WEATHER forecasts, six monthly fleece cuts and feed impacts on carcase quality are among new features on the predictive sheep management app ASKBILL.
The Cooperative Research Centre for Sheep Industry Innovation (Sheep CRC) developed the web-based software to provide producers with timely and accurate predictions of sheep well-being and productivity using climate, stock and pasture information.
The incorporation of short and long-term weather forecasts to complement actual measurements and the long-term historic averages is among improvements and additions due to go live ASKBILL this week.
The latest version of ASKBILL has been made live to the producer testing group for final validation ahead of the full commercial launch later this year.
Sheep CRC chief executive James Rowe said the feedback provided to the Sheep CRC development team by producers and farm advisers participating in a user trial has resulted in the changes to enhance ASKBILL’s performance.
“The changes include fewer and better-targeted alerts, faster synchronising of predictions, and new features such as feed budget predictions out to six months to help producers plan from joining to lambing in a single step,” he said.

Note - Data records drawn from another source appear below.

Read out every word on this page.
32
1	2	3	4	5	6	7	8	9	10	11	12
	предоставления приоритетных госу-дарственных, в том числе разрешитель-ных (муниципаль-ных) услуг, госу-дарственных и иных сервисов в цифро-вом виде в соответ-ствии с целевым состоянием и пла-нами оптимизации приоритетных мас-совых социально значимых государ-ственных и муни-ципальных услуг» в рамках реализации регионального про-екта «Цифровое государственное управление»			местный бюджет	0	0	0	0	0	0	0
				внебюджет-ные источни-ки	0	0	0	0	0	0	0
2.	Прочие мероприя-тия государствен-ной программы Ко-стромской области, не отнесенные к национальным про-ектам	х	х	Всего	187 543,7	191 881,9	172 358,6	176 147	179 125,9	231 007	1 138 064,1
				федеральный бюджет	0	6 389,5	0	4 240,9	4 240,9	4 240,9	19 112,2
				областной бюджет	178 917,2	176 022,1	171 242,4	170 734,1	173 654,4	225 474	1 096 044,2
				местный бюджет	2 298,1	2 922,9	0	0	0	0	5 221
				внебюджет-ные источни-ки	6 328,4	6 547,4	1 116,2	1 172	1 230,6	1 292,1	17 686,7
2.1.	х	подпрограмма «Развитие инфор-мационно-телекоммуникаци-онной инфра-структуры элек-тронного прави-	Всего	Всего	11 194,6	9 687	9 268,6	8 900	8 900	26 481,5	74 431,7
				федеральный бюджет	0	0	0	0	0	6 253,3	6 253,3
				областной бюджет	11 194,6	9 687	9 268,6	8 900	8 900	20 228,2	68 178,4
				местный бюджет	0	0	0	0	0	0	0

New features added to ASKBILL include:
- Predictions for carcase weight, fat coverage, and live weight for prime lambs finished on grass, with or without supplementation
- Predictions for greasy fleece weights up to six months out from shearing
- Inclusion of genetic information through the ability to import ram team Australian Sheep Breeding Values (ASBVs), and Flock Profile data from RamSelect to predict meat, fat, wool and live weight performance as flock genetics improve, and
- Addition of long-range predictions of the risk of flystrike, out to six months in advance, to optimise planning of chemical applications.
“These new features will enhance the usefulness of ASKBILL for sheep producers, improving their ability to minimise risk and maximise flock wellbeing and productivity,” Professor Rowe said.
Walcha grazier George Carter has participated in the testing process and has found ASKBILL invaluable in providing pasture forecasts to inform management decisions for meeting forward contracts for prime lambs.
“We can make sure those lambs hit their target specifications and if the forecast is that our pasture base will run short, we can plan the supplementary feeding of those animals to get them to the abattoir on time,” Mr Carter said.
“I can now budget with confidence knowing that my lambs are going to hit the market specifications. It’s all about making sure there’s no surprises.”